Newspapers confiscated under February 2000 press code

6.08.02 - Newspapers confiscated under February 2000 press code

The latest issues of two weeklies, Agoo Nami and Nouvel Echo, were confiscated on 2 and 3 August respectively on the orders of the Interior Minister, General Marcel Sizing Walla, for allegedly publishing "false statements".

The two newspapers had picked up reports posted on the Internet by a Togolese opposition group based in Brussels stating that President Gnassingbé Eyadéma and his family had been reported by the US news magazine Forbes in its listing of the biggest international fortunes as having a "colossal" fortune" of US$4.5 billion. The weeklies said that this fortune, allegedly hidden in tax havens, would suffice to pay off unpaid salaries and pensions, eliminate the internal debt and relaunch the national economy.

The authorities have indicated that they intend to file suit against the two publications under the new press code adopted on 23 February 2000.

Three newspapers seized for articles on human rights

10.04.02 - Another two newspapers seized

A few days after "La Tribune du peuple", two weekly newspapers were seized for publishing "false statements". On 8 April 2002, several hundred copies of "Motion d’information" were seized for publishing a story saying that a dozen opposition students escaped "a wave of planned arrests". On 9 April, several thousand copies of Regard were confiscated, following an article on massive human rights violations accusations in Togo by Amnesty International.
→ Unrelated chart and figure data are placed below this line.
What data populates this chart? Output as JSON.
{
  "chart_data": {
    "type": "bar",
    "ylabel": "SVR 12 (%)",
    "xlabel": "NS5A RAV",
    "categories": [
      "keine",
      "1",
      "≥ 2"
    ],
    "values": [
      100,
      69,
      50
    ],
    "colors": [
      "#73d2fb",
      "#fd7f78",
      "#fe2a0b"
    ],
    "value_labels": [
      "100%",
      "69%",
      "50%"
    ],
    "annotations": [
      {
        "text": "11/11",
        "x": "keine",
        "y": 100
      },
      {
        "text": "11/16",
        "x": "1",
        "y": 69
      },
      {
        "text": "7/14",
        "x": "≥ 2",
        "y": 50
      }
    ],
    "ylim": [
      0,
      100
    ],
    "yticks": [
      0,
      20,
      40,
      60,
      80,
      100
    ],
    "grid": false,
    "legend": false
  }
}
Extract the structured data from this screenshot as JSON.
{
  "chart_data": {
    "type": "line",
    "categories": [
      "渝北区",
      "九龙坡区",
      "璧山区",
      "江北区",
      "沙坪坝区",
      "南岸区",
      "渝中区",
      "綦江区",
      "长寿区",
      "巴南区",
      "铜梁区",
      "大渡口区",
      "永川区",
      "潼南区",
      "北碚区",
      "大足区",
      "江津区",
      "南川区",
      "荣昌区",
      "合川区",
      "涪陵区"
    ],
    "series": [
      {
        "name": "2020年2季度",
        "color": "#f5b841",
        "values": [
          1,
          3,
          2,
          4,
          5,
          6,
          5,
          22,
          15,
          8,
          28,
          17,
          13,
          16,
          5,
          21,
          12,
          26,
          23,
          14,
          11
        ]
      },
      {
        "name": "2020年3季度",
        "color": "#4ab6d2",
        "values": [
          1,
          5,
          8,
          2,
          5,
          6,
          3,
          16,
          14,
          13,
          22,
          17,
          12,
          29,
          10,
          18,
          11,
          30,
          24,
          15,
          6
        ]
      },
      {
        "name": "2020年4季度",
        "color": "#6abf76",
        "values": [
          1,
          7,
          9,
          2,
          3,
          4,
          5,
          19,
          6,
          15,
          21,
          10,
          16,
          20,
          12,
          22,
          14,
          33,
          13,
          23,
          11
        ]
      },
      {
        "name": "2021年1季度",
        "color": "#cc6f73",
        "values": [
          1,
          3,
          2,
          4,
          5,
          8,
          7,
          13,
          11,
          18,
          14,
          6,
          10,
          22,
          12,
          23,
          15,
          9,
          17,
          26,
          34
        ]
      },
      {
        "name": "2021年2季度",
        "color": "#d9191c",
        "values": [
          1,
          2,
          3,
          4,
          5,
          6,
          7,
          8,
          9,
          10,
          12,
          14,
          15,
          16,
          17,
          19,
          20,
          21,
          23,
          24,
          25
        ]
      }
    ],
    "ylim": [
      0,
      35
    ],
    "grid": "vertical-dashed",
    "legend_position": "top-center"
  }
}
According to the newspaper, the case was dropped at the NATO Commission on Human Rights in Geneva because Togo was supported by other "countries violating human rights".

08.04.2002 - Opposition newspaper seized

In a letter to Interior Minister General Sizing Walla, Reporters Without Borders (Reporters sans frontières - RSF) protested the seizure of nearly 2,000 copies of the newspaper "La Tribune du Peuple". "Every year in Togo, several thousand copies of private newspapers are seize and confiscated or destroyed by police," said RSF Secretary-General Robert Ménard. "In this specific case, we fear the government is using repeated seizures to nip in the bud a two-month-old newspaper that is close to the opposition." RSF has demanded a reform to Press Code provisions that allow the minister of the interior and security "to order the seizure by decree of copies of any publication whose contents constitute a press offence".

According to information collected by RSF, on 4 April 2002, the interior minister ordered the seizure of copies of "La Tribune du Peuple" for "offensive comments". Kodjo Afatsao Siliadin, the newspaper’s editor and author of the article in question, has gone into hiding. The day before, the newspaper criticised the treatment by three agents of the Togo Armed Forces (FAT) of a blacksmith accused of theft.

RSF has also raised fears about death threats repeatedly aimed at Lucien Djossou Messan, news editor of the weekly "Le Combat du Peuple". In its 2 April edition the newspaper said that, "for some time, real and specific death threats" had been made against the editor. RSF recalls that Lucien Messan had been sentenced on 5 June 2001 to twelve months in prison for "falsehoods and use of falsehoods." He was freed in a presidential pardon after five months of imprisonment.